Which would a better opcode check or something?

[miekg]

what does this do?

diff --git a/msg.go b/msg.go
index 5fa7f9e8..ead1f5f4 100644
--- a/msg.go
+++ b/msg.go
@@ -885,6 +885,13 @@ func (dns *Msg) Unpack(msg []byte) (err error) {
        }

        dns.setHdr(dh)
+       if _, ok := OpcodeToString[dns.Opcode]; !ok {
+               return fmt.Errorf("bad opcode %d", dns.Opcode)
+       }
+       if _, ok := RcodeToString[dns.Rcode]; !ok {
+               return fmt.Errorf("bad rcode %d", dns.Rcode)
+       }
+
        return dns.unpack(dh, msg, off)
 }

[miekg]

hmmm this will give you a saner error, but is not the root cause.

This may give more hints:

diff --git a/msg_helpers.go b/msg_helpers.go
index acec21f7..0c189bdc 100644
--- a/msg_helpers.go
+++ b/msg_helpers.go
@@ -5,6 +5,7 @@ import (
        "encoding/base64"
        "encoding/binary"
        "encoding/hex"
+       "fmt"
        "net"
        "sort"
        "strings"
@@ -134,7 +135,7 @@ func (hdr RR_Header) packHeader(msg []byte, off int, compression compressionMap,
 func truncateMsgFromRdlength(msg []byte, off int, rdlength uint16) (truncmsg []byte, err error) {
        lenrd := off + int(rdlength)
        if lenrd > len(msg) {
-               return msg, &Error{err: "overflowing header size"}
+               return msg, &Error{err: fmt.Sprintf("overflowing header size, got size %d, but msg is %d", lenrd, len(msg))}
        }
        return msg[:lenrd], nil
 }

[kalfeher]

That second error message provides more helpful information. The changes to the Unpack function did not result in any difference. The packets I received never triggered those additional error conditions in the Unpack function.
With both changes applied I saw the following errors:

dns: overflow unpacking uint32
dns: overflow unpacking uint16
dns: overflowing header size, got size 9620, but msg is 9577
dns: overflowing header size, got size 9387, but msg is 9264

The message in truncateMsgFromRdlength is certainly more informative now.

[miekg]

what happens if you dont error here, but just return, i.e.

if lenrd > len(msg) {
     return msg
}

obv, the first 2 error from your comment, are leading up to the last two, so it might make sense to instrument those parts well. I'll check and post another diff.

I'm more confused that dig continues unfazed when looking at that tcp dump TBH

[kalfeher]

Changing the code to

if lenrd > len(msg) {
    return msg, nil
}

resulted in these errors being returned:
dns: overflow unpacking uint16
dns: bad rdlength
dns: bad rdlength
dns: buffer size too small
dns: bad rdlength

I've done more testing with dig and it's behaviour confuses me as well. When I dig @zonedata.iis.se axfr se from that host instead of ceasing the transfer when packet errors occur, the transfer is re-started. The SOA RR is re-sent and the zone file contents will start from the top again. This can happen once or twice during an AXFR.

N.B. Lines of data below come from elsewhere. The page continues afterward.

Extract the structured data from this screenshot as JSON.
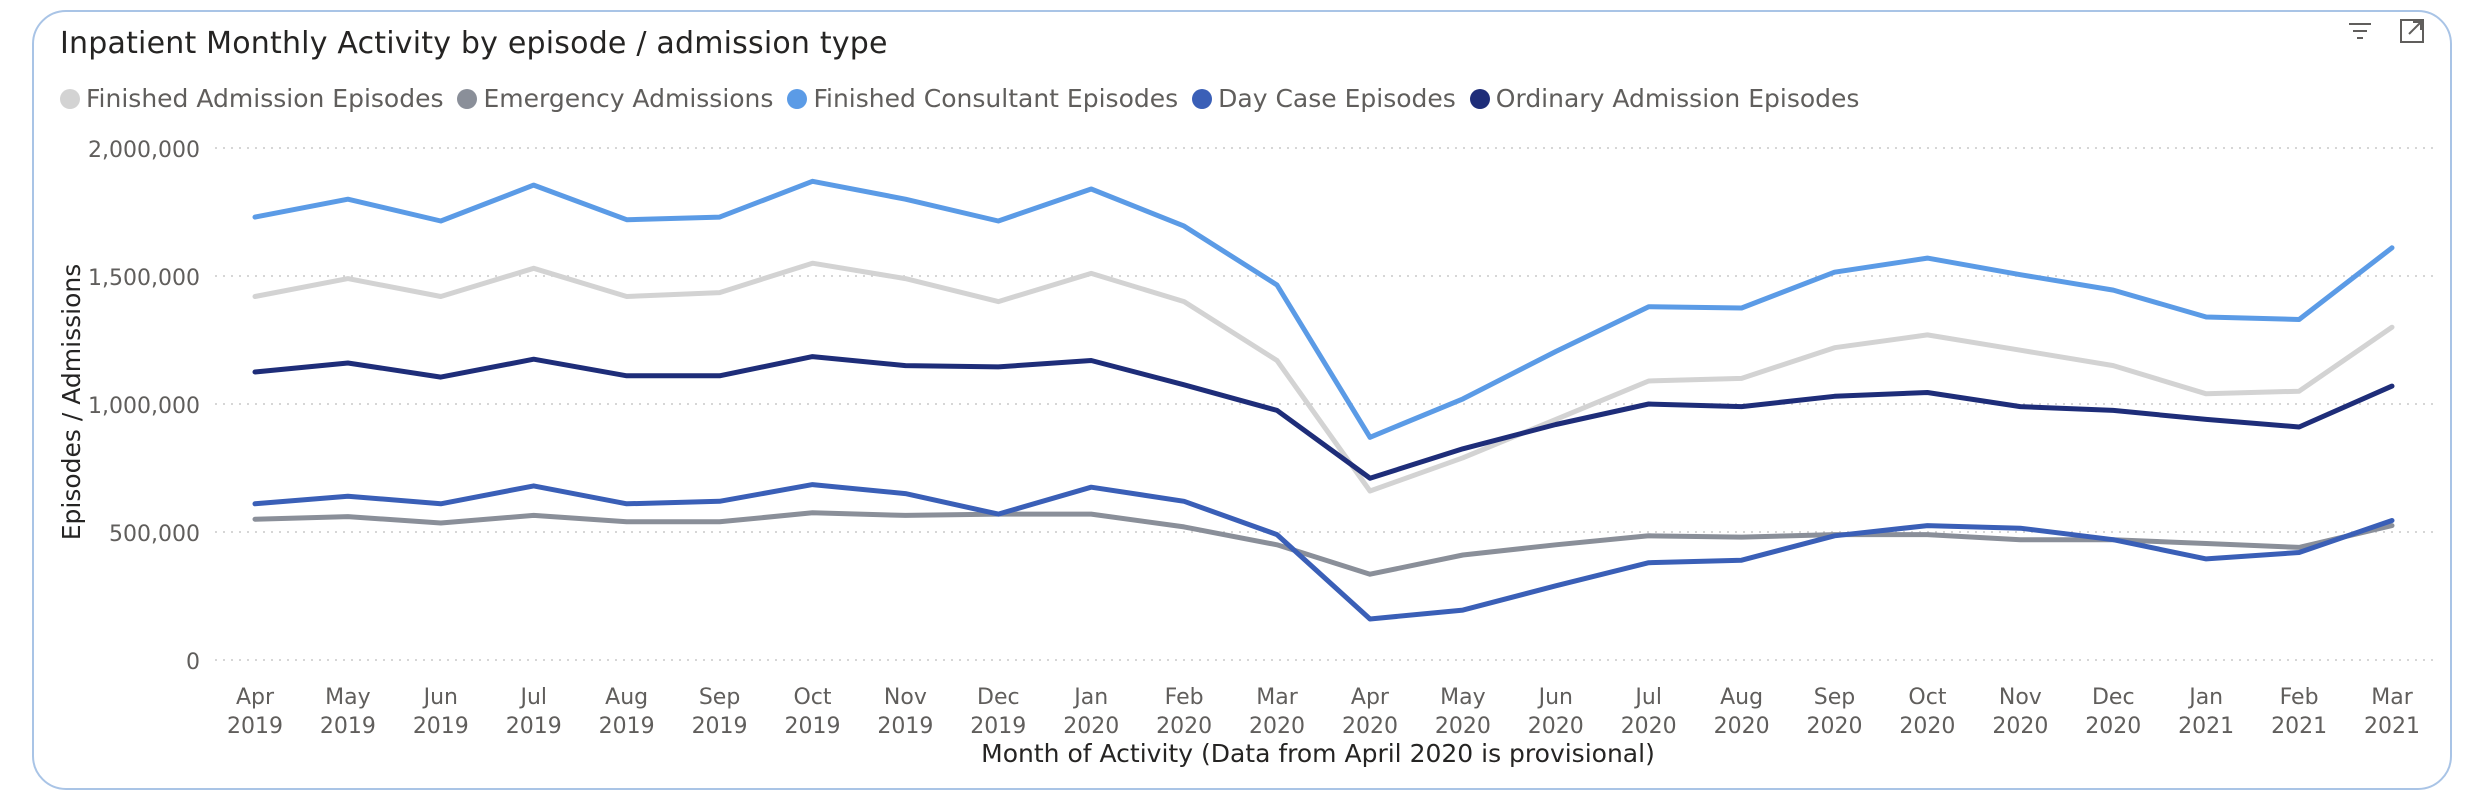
{
  "visual": {
    "title": "Inpatient Monthly Activity by episode / admission type"
  },
  "header_icons": [
    "filter-icon",
    "focus-mode-icon"
  ],
  "chart_data": {
    "type": "line",
    "title": "Inpatient Monthly Activity by episode / admission type",
    "xlabel": "Month of Activity (Data from April 2020 is provisional)",
    "ylabel": "Episodes / Admissions",
    "ylim": [
      0,
      2000000
    ],
    "yticks": [
      "0",
      "500,000",
      "1,000,000",
      "1,500,000",
      "2,000,000"
    ],
    "ytick_values": [
      0,
      500000,
      1000000,
      1500000,
      2000000
    ],
    "grid": true,
    "legend_position": "top-left",
    "categories": [
      {
        "month": "Apr",
        "year": "2019"
      },
      {
        "month": "May",
        "year": "2019"
      },
      {
        "month": "Jun",
        "year": "2019"
      },
      {
        "month": "Jul",
        "year": "2019"
      },
      {
        "month": "Aug",
        "year": "2019"
      },
      {
        "month": "Sep",
        "year": "2019"
      },
      {
        "month": "Oct",
        "year": "2019"
      },
      {
        "month": "Nov",
        "year": "2019"
      },
      {
        "month": "Dec",
        "year": "2019"
      },
      {
        "month": "Jan",
        "year": "2020"
      },
      {
        "month": "Feb",
        "year": "2020"
      },
      {
        "month": "Mar",
        "year": "2020"
      },
      {
        "month": "Apr",
        "year": "2020"
      },
      {
        "month": "May",
        "year": "2020"
      },
      {
        "month": "Jun",
        "year": "2020"
      },
      {
        "month": "Jul",
        "year": "2020"
      },
      {
        "month": "Aug",
        "year": "2020"
      },
      {
        "month": "Sep",
        "year": "2020"
      },
      {
        "month": "Oct",
        "year": "2020"
      },
      {
        "month": "Nov",
        "year": "2020"
      },
      {
        "month": "Dec",
        "year": "2020"
      },
      {
        "month": "Jan",
        "year": "2021"
      },
      {
        "month": "Feb",
        "year": "2021"
      },
      {
        "month": "Mar",
        "year": "2021"
      }
    ],
    "series": [
      {
        "name": "Finished Admission Episodes",
        "color": "#d3d3d3",
        "values": [
          1420000,
          1490000,
          1420000,
          1530000,
          1420000,
          1435000,
          1550000,
          1490000,
          1400000,
          1510000,
          1400000,
          1170000,
          660000,
          790000,
          940000,
          1090000,
          1100000,
          1220000,
          1270000,
          1210000,
          1150000,
          1040000,
          1050000,
          1300000
        ]
      },
      {
        "name": "Emergency Admissions",
        "color": "#8a8f99",
        "values": [
          550000,
          560000,
          535000,
          565000,
          540000,
          540000,
          575000,
          565000,
          570000,
          570000,
          520000,
          450000,
          335000,
          410000,
          450000,
          485000,
          480000,
          490000,
          490000,
          470000,
          470000,
          455000,
          440000,
          525000
        ]
      },
      {
        "name": "Finished Consultant Episodes",
        "color": "#5b9be6",
        "values": [
          1730000,
          1800000,
          1715000,
          1855000,
          1720000,
          1730000,
          1870000,
          1800000,
          1715000,
          1840000,
          1695000,
          1465000,
          870000,
          1020000,
          1205000,
          1380000,
          1375000,
          1515000,
          1570000,
          1505000,
          1445000,
          1340000,
          1330000,
          1610000
        ]
      },
      {
        "name": "Day Case Episodes",
        "color": "#3a5fb7",
        "values": [
          610000,
          640000,
          610000,
          680000,
          610000,
          620000,
          685000,
          650000,
          570000,
          675000,
          620000,
          490000,
          160000,
          195000,
          290000,
          380000,
          390000,
          485000,
          525000,
          515000,
          470000,
          395000,
          420000,
          545000
        ]
      },
      {
        "name": "Ordinary Admission Episodes",
        "color": "#1e2d79",
        "values": [
          1125000,
          1160000,
          1105000,
          1175000,
          1110000,
          1110000,
          1185000,
          1150000,
          1145000,
          1170000,
          1075000,
          975000,
          710000,
          825000,
          920000,
          1000000,
          990000,
          1030000,
          1045000,
          990000,
          975000,
          940000,
          910000,
          1070000
        ]
      }
    ]
  }
}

AFAIK this is not behaviour that is part of the protocol, but is probably the result of server logic. The axfr will complete, although I'll have duplicate or triplicate RRs. So the connection stays resilient to malformed packets, but I don't end up with a clean version of the zone. IMO this is probably not something that makes sense to copy. But maybe this is a question for DNSOP as to what should the correct client behaviour be?

My personal opinion is that the right thing to do would be to drop the connection and return a clear error

[miekg]

restarting the axfr is indeed not specified, although you can add it to the code. I think godns is probably right by calling this transfer broken, some part is not being (re)send and this messes up the (length) counters and there is no mechanism to fix that in the DNS. It's hard to distill something sane, error wise, from that situation.